Salle 5, Site Marcelin Berthelot
Open to all

Data challenges

The Challenge data website provides data processing challenges using supervised learning. This seminar introduces some of the challenges used in the lecture. These challenges are proposed by companies or scientists, and are based on concrete problems they encounter in their work. They are part of a spirit of scientific exchange, with the sharing of data and algorithms. The data made available is non-confidential, and participants' algorithmic reports can be made available to all, if they so wish, after the close of the season.

The challenges cover a wide spectrum of applications, including images, sounds, texts, medical data, physical measurements and Internet data. Each challenge provides labelled data, as well as test data. Participants submit their predictions calculated on the test data to the website. The site calculates a score with a specified error metric. It provides a ranking for participants, enabling their results to be assessed in a wider community. Challenges begin on January1, 2018. An intermediate closing takes place in June with an evaluation of predictions on new test data. The final closing is in December, with a prize-giving ceremony in January 2019.

Challenges 2018

This year's challenges were organized and supervised at ENS by Mathieu Andreux, Tomas Anglès, Georgios Exarcharkis, Louis Thiry, John Zarka and Sixin Zhang. The organization of these data challenges is supported by the CFM Chair at the École normale supérieure, and by the Fondation des sciences mathématiques de Paris.

During this first session, the following six challenges were presented:

  • " Predicting volatility on financial markets ", presented by Éric Lebigot of Capital Fund Management. The aim of the challenge is to predict the end-of-day volatility of US equities based on their historical beginning-of-day returns.
  • " Celebrity identification ", presented by Antoine Chassang from Reminiz.
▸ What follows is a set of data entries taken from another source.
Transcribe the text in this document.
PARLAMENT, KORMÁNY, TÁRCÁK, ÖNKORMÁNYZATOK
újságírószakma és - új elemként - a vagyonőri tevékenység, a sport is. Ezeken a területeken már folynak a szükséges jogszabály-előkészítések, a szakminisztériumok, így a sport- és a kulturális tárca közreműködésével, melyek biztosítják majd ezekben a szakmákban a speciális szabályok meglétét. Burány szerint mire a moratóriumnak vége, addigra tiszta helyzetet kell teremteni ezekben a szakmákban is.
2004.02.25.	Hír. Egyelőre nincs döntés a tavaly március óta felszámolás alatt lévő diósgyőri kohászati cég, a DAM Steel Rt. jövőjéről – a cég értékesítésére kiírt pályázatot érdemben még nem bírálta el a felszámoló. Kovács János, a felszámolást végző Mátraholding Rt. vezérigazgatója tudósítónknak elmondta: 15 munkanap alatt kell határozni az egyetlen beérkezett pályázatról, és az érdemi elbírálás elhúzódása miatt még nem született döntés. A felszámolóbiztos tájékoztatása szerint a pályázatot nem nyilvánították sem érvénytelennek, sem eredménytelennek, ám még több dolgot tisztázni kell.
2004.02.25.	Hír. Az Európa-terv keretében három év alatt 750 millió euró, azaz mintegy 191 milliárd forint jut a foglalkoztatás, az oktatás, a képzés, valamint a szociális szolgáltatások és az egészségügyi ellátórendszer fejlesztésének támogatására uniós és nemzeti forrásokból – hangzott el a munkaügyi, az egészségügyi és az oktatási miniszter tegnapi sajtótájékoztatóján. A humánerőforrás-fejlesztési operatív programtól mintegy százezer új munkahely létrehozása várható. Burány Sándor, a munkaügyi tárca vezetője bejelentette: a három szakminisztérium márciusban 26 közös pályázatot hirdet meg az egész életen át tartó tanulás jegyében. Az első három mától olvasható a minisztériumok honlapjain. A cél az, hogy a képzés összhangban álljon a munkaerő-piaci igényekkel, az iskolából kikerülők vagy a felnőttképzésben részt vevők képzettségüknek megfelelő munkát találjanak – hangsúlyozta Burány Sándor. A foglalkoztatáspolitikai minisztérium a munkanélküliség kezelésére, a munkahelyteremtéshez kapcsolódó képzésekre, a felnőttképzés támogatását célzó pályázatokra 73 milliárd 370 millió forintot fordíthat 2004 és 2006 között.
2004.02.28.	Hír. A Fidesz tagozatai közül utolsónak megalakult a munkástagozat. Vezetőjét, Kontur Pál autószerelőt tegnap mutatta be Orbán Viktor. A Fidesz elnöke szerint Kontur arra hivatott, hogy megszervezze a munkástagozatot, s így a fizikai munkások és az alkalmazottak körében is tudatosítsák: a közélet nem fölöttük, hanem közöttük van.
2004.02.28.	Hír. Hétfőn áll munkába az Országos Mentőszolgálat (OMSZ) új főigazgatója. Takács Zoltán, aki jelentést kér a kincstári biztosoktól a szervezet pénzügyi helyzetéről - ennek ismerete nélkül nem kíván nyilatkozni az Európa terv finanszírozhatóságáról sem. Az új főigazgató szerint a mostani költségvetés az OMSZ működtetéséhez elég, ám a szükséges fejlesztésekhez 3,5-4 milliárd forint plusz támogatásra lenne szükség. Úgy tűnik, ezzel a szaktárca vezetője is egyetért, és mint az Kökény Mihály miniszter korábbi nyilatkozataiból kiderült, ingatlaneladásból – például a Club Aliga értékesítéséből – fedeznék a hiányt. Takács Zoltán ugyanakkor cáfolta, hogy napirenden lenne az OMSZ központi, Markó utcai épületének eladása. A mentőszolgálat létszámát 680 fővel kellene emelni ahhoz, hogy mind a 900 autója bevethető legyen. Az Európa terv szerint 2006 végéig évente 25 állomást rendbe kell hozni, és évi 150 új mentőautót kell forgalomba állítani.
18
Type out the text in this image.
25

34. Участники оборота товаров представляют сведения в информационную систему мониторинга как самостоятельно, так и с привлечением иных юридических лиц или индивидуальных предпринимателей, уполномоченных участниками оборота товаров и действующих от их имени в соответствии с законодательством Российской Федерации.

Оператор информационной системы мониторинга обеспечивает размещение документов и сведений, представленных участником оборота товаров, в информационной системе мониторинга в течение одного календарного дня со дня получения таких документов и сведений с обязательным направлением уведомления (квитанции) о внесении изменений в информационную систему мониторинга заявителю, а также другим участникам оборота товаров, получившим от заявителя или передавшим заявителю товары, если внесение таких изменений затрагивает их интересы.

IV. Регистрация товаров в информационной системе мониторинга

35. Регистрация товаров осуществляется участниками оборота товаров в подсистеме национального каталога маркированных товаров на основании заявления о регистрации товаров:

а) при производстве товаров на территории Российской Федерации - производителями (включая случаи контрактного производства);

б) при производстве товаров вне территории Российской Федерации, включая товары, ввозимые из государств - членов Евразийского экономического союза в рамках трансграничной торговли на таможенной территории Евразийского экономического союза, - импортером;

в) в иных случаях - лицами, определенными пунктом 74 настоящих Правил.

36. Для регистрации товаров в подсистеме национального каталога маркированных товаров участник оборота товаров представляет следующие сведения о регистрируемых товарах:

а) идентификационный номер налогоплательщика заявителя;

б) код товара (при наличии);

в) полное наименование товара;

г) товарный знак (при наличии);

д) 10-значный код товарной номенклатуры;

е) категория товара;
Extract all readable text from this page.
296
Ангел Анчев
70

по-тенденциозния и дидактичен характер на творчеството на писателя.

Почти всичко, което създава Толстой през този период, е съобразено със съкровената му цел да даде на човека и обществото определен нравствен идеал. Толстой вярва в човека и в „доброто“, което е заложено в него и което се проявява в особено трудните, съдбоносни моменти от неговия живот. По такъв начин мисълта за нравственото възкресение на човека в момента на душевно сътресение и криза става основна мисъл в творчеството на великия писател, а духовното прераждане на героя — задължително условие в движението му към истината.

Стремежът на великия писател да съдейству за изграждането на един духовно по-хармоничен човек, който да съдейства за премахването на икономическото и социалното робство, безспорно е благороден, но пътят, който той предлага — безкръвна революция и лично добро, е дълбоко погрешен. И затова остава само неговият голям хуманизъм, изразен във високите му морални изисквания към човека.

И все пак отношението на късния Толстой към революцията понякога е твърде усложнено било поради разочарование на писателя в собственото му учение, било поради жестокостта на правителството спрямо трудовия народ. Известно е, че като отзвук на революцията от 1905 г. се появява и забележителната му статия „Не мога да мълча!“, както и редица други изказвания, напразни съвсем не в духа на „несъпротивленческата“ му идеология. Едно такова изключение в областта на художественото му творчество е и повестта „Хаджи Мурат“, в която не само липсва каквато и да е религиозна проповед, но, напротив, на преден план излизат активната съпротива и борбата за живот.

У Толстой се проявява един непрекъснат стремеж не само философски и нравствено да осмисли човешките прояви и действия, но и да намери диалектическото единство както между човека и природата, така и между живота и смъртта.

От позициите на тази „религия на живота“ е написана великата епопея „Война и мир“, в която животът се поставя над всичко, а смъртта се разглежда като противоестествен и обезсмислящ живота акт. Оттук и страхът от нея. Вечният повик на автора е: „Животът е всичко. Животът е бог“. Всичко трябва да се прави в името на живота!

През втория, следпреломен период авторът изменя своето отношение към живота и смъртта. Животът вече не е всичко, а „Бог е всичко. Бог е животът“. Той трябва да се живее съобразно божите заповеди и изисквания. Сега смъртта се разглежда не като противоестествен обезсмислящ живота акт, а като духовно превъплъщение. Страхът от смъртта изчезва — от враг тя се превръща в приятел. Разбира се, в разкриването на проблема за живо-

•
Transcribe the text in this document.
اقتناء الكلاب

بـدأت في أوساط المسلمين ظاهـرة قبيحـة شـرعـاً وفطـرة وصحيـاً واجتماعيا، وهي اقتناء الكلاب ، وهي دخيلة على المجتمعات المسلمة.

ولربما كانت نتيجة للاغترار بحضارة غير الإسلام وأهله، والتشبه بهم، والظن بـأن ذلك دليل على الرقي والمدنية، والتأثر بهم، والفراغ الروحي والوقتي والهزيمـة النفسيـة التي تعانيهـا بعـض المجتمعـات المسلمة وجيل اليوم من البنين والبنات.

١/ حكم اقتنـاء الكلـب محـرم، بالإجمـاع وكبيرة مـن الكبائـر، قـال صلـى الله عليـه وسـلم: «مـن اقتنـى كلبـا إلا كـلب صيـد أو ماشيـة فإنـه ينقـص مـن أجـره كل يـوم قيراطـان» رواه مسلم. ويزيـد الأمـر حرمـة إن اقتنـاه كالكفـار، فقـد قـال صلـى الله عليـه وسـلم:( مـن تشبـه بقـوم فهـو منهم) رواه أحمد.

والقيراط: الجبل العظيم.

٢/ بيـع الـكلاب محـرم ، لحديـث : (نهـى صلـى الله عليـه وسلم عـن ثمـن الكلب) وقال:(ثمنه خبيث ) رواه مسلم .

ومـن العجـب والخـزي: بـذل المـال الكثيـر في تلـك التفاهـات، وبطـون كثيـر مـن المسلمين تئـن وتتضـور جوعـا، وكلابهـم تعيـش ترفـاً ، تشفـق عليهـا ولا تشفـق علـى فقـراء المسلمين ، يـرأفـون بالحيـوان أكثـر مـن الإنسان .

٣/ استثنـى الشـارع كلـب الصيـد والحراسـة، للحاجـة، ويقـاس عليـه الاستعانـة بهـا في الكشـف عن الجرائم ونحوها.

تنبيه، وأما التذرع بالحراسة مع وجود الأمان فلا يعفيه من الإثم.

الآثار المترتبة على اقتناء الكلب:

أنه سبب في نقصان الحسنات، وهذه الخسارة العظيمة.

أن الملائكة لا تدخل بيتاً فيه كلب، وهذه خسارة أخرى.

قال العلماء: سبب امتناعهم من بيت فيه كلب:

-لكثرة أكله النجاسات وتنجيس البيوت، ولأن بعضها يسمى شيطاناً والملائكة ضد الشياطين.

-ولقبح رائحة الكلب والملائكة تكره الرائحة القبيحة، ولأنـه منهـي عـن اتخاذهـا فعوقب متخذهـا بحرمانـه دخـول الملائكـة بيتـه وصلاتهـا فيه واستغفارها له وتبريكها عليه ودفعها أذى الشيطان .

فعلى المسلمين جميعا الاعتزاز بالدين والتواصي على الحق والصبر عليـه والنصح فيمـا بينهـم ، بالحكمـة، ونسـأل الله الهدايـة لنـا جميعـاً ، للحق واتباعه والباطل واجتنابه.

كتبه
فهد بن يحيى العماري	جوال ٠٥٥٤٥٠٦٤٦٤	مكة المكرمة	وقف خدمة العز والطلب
The aim is to identify faces appearing in videos from a reference dictionary of celebrity faces.
  • " Prediction of hourly electricity production by production unit in France ", presented by Alexi Bergès from Wattstrat. The aim is to predict the hourly electricity production of each production unit in France, based on regional renewable demand and production curves, as well as the hourly availability of production units.
  • " Prediction of complaints during e-commerce transactions ", presented by Vincent Michel of PriceMinister - Rakuten France. The aim is to predict whether or not an e-commerce transaction will give rise to a claim, and if so, of what type, based on the characteristics of the transaction.
  • " Prediction of expected response to pharmaceutical questions ", presented by Emmanuel Bilbault from Posos. The aim is to categorize pharmaceutical questions according to the type of response expected.
  • " Predicting the energy performance of buildings ", presented by Sylvain Le Corff from Oze-Energies. The aim is to predict energy consumption and indoor building temperatures based on outdoor temperatures and a reduced number of parameters describing the building's structure and settings.